Катя ничего не чувствовала, кроме усталости и жалости к
себе, к Глебу, к их дурацкой бестолковой совместной жизни, в которой, конечно,
была любовь, но какая-то грубая, глупая. Глеб все время играл в рокового
плейбоя, без конца самоутверждался. Его мужская лихость была шита белыми
нитками. Во все стороны неприлично торчала грязноватая драная подкладка –
слабая, смутная душа вечного мальчика, вредненького, капризного дитяти.
И тогда, три месяца назад, Глебу, и сейчас, его отцу по
телефону, можно было сказать: не было ничего. Ничегошеньки между мной и Пашей
Дубровиным в ту ночь не произошло. Мы просто сидели и разговаривали. Но почему,
собственно, надо оправдываться? С какой стати?
Подметки зимних сапог потихоньку отваливались. Еще немного,
и придется ходить босиком либо в белых чешках, которые Маргоша надевает на
уроках танца и сценического движения. Собственно говоря, все равно получается
почти босиком. Пока добежишь по ноябрьской слякоти от дома до метро, ноги
промокают насквозь. Ноябрь только начался, а снег уже падал, бесконечный,
густой, мокрый, и тут же таял, превращался в ледяную кашу под ногами.
Маргоша мерзла нещадно. От ветра слезились глаза, текла
дешевая тушь с ресниц. Сквозь курточку на свалявшемся рыбьем меху Маргоша
впитывала ледяной ветер всей кожей, каждой порой. Под тонким свитерком,
связанным из старых разноцветных клубочков, тело покрывалось мурашками,
сжимались, морщились соски, хотелось не просто в тепло, хотелось в пекло, в
парилку, в жаркую баню, чтобы пар обжигал, продирал до костей.
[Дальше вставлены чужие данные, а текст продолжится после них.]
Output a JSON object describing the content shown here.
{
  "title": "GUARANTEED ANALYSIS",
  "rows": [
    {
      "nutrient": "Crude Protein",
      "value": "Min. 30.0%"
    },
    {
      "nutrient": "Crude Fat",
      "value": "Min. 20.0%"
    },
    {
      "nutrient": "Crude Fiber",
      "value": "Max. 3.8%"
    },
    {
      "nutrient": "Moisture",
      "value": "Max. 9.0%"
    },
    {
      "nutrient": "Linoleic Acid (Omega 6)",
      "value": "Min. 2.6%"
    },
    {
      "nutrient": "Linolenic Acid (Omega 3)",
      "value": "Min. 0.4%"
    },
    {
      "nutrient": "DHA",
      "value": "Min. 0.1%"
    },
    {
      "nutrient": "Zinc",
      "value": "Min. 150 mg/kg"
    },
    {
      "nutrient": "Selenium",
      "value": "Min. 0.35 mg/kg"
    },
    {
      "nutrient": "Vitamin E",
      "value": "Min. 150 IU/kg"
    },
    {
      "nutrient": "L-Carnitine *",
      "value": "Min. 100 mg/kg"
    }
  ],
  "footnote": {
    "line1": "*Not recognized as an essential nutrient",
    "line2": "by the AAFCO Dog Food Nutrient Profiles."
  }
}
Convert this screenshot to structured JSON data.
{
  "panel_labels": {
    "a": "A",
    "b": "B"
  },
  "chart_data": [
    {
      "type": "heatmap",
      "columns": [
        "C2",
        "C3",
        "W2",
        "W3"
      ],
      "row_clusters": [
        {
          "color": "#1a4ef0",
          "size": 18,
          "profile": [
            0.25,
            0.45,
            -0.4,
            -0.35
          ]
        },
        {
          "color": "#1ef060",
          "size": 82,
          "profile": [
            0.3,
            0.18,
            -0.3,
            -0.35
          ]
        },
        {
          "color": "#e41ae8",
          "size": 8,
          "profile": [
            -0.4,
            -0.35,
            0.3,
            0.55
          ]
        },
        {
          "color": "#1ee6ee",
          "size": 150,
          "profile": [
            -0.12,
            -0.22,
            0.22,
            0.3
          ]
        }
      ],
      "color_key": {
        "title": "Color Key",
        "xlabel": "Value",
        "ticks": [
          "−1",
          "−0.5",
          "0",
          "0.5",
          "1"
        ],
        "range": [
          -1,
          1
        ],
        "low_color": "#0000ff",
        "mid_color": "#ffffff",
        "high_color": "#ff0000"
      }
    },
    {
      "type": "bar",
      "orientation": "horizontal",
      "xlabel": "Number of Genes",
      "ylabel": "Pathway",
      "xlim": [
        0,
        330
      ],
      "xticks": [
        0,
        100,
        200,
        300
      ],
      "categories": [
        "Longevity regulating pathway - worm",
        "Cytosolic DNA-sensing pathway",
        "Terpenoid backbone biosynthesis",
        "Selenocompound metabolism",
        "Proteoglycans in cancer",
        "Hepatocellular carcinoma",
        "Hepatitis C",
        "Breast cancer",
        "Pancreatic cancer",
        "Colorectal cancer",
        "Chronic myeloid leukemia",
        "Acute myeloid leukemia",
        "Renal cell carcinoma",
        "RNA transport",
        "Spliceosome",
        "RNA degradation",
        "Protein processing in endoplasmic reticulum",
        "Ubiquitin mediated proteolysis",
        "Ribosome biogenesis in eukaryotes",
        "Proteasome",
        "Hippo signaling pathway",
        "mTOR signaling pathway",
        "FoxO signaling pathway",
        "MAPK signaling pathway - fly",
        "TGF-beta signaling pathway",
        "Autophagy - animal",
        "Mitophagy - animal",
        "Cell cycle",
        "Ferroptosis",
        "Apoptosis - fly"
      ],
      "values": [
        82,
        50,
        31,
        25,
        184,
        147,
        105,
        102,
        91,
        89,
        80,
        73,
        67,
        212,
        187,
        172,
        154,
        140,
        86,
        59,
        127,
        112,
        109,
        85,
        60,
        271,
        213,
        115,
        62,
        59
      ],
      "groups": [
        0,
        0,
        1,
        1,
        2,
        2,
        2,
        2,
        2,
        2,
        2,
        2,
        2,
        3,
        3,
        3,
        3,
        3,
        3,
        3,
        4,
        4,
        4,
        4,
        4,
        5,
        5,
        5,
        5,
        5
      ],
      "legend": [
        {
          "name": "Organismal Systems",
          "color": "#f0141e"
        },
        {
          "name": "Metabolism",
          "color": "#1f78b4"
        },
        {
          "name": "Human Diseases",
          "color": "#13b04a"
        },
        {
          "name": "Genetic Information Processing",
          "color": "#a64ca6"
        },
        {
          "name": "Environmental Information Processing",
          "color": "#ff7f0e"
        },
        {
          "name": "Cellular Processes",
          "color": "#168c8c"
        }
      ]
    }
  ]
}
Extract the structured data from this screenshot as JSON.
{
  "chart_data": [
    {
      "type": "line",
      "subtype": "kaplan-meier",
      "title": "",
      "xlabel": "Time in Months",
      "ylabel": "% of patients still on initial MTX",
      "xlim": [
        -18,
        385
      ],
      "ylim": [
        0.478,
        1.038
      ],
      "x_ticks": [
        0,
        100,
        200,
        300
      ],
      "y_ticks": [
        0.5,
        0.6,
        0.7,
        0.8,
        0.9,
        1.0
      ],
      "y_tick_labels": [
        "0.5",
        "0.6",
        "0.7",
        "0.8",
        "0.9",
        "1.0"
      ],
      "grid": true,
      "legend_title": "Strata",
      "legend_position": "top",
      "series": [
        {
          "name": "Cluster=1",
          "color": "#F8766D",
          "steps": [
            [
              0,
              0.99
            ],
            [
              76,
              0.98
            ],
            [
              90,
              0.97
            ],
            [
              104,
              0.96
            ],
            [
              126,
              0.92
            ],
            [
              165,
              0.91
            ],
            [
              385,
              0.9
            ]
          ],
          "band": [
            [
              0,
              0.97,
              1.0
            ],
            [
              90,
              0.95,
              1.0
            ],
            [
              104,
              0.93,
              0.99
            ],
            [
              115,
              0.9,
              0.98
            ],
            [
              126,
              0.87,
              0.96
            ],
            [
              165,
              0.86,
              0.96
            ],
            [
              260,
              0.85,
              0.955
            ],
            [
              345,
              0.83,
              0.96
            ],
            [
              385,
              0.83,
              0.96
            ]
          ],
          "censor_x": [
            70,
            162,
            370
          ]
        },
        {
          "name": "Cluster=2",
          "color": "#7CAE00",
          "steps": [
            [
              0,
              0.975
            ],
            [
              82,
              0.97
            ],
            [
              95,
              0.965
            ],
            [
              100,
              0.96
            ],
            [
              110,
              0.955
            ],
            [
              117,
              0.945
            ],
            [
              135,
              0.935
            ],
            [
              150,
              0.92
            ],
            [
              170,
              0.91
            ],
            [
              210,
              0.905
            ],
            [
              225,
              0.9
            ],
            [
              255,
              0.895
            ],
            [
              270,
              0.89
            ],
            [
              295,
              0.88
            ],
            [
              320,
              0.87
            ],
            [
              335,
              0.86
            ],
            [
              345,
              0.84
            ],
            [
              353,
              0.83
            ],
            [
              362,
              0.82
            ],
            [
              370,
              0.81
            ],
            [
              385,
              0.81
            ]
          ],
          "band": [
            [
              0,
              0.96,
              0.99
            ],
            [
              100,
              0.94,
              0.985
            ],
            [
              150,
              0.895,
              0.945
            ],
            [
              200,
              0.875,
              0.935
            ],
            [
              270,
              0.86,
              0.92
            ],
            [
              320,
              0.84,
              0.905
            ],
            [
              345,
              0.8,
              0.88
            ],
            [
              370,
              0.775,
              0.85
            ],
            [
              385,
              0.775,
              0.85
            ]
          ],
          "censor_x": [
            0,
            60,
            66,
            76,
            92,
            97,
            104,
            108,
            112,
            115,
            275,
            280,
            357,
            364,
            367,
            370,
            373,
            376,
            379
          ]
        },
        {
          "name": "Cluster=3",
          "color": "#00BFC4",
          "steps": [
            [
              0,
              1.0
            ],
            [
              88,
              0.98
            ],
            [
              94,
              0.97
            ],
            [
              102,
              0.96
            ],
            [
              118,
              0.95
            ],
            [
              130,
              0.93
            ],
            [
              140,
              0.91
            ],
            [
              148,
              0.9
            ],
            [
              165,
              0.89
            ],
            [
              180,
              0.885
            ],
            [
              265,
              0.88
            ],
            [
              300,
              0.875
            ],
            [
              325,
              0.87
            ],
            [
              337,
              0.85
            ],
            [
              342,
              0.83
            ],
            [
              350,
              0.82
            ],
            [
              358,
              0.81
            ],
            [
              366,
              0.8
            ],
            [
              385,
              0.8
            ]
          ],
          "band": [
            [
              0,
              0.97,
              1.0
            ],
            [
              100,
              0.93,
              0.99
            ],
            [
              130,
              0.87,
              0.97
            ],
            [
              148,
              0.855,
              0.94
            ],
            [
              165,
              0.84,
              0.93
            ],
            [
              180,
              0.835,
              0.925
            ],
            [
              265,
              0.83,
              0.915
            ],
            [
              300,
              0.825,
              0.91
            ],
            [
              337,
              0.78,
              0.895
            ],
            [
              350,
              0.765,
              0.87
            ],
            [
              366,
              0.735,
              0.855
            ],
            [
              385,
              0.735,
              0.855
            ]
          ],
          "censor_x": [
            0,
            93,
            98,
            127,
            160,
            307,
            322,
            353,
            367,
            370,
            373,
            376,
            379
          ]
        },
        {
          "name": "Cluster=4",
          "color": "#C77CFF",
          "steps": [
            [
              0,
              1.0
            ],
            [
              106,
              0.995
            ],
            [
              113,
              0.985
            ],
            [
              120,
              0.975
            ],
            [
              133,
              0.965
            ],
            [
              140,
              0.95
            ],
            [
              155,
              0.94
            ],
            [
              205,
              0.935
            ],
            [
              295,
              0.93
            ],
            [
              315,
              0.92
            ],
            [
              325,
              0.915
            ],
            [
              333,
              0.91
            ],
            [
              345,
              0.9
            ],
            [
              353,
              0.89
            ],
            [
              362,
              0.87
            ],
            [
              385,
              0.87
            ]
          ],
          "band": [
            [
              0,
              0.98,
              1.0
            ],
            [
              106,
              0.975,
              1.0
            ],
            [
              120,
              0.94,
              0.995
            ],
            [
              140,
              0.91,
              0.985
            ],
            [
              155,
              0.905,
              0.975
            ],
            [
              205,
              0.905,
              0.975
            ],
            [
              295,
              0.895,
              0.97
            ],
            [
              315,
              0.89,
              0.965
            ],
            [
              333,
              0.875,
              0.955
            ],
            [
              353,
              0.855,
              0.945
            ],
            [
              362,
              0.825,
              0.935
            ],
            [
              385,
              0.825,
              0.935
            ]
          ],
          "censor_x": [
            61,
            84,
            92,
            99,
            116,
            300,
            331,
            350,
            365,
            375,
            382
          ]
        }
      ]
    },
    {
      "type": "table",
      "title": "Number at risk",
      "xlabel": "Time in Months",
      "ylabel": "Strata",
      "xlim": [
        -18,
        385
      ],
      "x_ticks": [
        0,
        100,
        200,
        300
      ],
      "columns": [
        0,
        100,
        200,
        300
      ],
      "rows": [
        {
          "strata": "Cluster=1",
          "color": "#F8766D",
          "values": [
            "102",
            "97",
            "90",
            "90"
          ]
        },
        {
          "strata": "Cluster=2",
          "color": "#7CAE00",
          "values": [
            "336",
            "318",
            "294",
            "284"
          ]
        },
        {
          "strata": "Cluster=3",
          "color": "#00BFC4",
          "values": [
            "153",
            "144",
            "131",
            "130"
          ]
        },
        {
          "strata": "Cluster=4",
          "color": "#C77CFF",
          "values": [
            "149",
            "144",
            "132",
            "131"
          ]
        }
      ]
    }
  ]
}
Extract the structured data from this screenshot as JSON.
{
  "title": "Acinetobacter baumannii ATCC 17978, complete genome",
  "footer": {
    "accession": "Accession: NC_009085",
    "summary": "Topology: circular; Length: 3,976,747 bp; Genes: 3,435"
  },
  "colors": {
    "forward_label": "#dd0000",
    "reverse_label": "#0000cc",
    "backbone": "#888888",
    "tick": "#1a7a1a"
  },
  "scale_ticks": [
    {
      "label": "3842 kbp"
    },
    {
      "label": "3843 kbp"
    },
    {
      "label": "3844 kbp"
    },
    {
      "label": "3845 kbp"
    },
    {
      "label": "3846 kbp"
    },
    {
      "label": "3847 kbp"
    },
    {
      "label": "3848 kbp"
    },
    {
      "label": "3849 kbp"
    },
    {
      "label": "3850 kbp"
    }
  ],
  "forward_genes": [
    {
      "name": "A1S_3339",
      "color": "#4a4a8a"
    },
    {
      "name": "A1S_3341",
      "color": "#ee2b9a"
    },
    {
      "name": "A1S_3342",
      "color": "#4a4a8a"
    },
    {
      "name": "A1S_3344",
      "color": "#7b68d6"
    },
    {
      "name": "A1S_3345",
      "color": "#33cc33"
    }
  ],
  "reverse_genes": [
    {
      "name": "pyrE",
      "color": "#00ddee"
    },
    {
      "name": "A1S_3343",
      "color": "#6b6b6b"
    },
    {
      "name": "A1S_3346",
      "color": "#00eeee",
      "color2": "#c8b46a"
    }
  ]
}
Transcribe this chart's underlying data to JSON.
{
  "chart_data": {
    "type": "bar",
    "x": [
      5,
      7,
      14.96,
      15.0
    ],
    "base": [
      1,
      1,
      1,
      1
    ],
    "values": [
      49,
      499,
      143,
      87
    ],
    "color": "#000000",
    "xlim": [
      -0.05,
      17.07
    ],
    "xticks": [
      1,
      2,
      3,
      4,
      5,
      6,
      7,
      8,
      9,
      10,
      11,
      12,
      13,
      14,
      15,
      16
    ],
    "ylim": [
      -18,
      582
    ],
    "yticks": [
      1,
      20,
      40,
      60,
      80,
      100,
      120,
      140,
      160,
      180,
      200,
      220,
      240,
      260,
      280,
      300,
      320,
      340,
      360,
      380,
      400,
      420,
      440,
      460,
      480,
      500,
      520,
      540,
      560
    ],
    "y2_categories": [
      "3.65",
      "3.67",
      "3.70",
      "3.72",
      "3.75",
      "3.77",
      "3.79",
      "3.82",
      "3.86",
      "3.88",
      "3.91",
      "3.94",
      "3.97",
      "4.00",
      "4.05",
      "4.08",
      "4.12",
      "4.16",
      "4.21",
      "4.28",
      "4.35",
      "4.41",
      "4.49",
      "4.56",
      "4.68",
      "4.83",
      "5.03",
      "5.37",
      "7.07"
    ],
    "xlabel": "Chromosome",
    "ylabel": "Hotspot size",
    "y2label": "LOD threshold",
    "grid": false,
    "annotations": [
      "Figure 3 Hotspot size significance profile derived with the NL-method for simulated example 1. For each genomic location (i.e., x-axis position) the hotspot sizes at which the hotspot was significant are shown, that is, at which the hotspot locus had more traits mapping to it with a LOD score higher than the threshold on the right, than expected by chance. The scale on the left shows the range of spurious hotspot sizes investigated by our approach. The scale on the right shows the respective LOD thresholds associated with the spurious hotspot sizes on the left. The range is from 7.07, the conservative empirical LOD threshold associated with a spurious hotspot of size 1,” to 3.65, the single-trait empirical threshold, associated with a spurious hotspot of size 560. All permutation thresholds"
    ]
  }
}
В метро была давка. Маргоша влетела в переполненный вагон,
кое-как втиснулась и попыталась расслабиться, согреться, перевести дух. Она
опаздывала на первую пару, как всегда, а потому мчалась до метро галопом.
Поезд тронулся, в черном стекле Маргоша поймала свое
отражение и привычно отметила, что из всех лиц, отражающихся рядом, ее – самое
красивое.
Каменный живот гражданина справа и ватная задница гражданки
слева так напирали, что трудно было шевельнуться, вытянуть руку, поправить
выбившуюся из-под вязаной шапочки прядь. У гражданина была круглая бородка и
круглый крупнопористый нос. От гражданки разило потом и парикмахерской. Голова
ее была в тугих желтых колечках, у шеи торчали прямые, не попавшие на бигуди
пряди, предательски черного цвета.
«Интересно, как можно жить в таком виде? – думала Маргоша,
воротя нос от мясистого затылка женщины. – И ведь ест все – макароны, пирожные
с кремом, ни в чем себе, любимой, не отказывает, и в зеркало на себя смотрит
каждый день не без удовольствия, волосы красит, химию делает в парикмахерской.
Я бы в таком вот виде и часа не прожила, из окошка выбросилась».
Женщина повернула голову, в толстом ухе сверкнул ледяным
огнем бриллиант, не меньше четверти карата. Камень был настоящий, высокой
чистоты, не какой-нибудь фианит или циркон. Уж в этом Маргоша знала толк.